(Sorry for the brief diversion from technical stuff folks, but this looked like a good opportunity for some trademark education and clarification.)
On Mon, Apr 15, 2013 at 03:44:17AM +0100, wac wrote:
I changed from libTor to libtor as Tor is a registered trademark but lowercase tor is not.
I'm afraid that's not how trademark works. The trademark is infringed by any name that might confuse users into thinking that it is, represents, or is endorsed by the Tor Project.
I already paid for the domain and to make sure people knows is a library to use the Tor network.
I would be happy to paypal (or whatever) you some money to register a different domain -- e.g. libonion.org -- before you get too established in your brand.
(Many generic Tor-related projects use the community-oriented word 'onion', which we have intentionally left out of all our trademarks.)

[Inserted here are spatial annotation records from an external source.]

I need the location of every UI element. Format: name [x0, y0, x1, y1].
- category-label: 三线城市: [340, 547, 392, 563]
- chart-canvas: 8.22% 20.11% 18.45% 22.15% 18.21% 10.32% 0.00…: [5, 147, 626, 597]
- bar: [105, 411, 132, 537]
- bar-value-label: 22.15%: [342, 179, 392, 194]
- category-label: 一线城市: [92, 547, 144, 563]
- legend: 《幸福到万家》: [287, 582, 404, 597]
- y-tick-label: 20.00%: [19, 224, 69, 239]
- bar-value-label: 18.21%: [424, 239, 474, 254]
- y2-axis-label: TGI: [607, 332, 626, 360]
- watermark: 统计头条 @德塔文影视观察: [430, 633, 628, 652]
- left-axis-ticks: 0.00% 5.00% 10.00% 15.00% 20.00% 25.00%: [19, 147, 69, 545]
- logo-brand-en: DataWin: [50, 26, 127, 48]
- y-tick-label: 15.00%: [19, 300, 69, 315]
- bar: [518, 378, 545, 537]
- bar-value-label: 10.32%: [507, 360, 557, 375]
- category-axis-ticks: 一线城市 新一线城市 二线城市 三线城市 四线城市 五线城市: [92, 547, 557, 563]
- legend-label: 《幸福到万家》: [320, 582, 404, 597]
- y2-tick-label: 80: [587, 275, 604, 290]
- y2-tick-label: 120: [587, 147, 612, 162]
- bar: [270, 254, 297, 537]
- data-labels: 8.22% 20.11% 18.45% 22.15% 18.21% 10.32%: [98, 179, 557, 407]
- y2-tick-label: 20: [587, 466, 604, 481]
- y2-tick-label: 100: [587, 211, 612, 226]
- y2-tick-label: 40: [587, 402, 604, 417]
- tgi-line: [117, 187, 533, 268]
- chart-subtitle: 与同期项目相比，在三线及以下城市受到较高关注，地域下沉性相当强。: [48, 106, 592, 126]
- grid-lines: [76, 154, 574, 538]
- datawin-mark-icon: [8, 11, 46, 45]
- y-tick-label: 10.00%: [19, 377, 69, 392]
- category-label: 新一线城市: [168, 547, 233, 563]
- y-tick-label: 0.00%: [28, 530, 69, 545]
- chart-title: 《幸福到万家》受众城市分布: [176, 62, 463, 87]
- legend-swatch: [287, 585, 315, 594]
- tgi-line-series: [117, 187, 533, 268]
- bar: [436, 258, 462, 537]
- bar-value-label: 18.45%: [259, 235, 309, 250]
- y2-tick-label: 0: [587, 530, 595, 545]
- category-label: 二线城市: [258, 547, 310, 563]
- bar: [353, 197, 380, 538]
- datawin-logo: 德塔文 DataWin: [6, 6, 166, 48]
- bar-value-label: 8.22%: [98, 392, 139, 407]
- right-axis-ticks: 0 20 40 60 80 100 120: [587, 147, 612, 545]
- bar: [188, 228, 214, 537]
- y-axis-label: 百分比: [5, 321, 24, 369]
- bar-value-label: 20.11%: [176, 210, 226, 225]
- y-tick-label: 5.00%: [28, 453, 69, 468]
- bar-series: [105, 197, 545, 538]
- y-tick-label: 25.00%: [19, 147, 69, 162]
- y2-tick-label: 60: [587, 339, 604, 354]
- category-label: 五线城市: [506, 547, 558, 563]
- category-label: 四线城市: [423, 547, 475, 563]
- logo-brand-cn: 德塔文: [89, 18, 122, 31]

This is also non-profit and I clarified at the website what is Tor and that carries no guarantee from the Tor Project about quality, suitability or anything else.
Thanks -- that is a good first step.
The guidelines also say that being non-profit I could even use a modified Tor logo.
Actually, that's not what the guidelines say. They say "Please don't modify the design or colors of the logo." Can you point to the sentence(s) that confused you, so we can clean them up?
This is in any case not a trademark, is just a name so people knows what they are getting that comes out almost naturally. A library to connect to the Tor network.
You're making modifications to Tor, and then telling people what they're getting is Tor. I'd say that's a clear opportunity for confusion.
I do not pretend to sell anything. But I made it lowercase however in order to reduce any possible tension.
I understand, and that's why it would be best to resolve the confusion early before users start to associate your software with this name.
In fact, I'd love to have an officially associated project, called something like libtor, that is a library version of the Tor software, endorsed and maintained by Tor (including maintained by you as a Tor project core member). But the way to get there is to become a part of the Tor community and establish a history of doing development and maintenance of libonion the right way, rather than to start out with a confusing name and hope everything works out from there.
Is not that I have to obey any law from the USA as they don't apply to me.
I'm afraid that part isn't true either in this case -- you got your domain from a US-based TLD, and through an ICANN-accredited registrar, so both US trademark law and the UDRP apply. Do a web search for 'icann udrp' for the gritty details.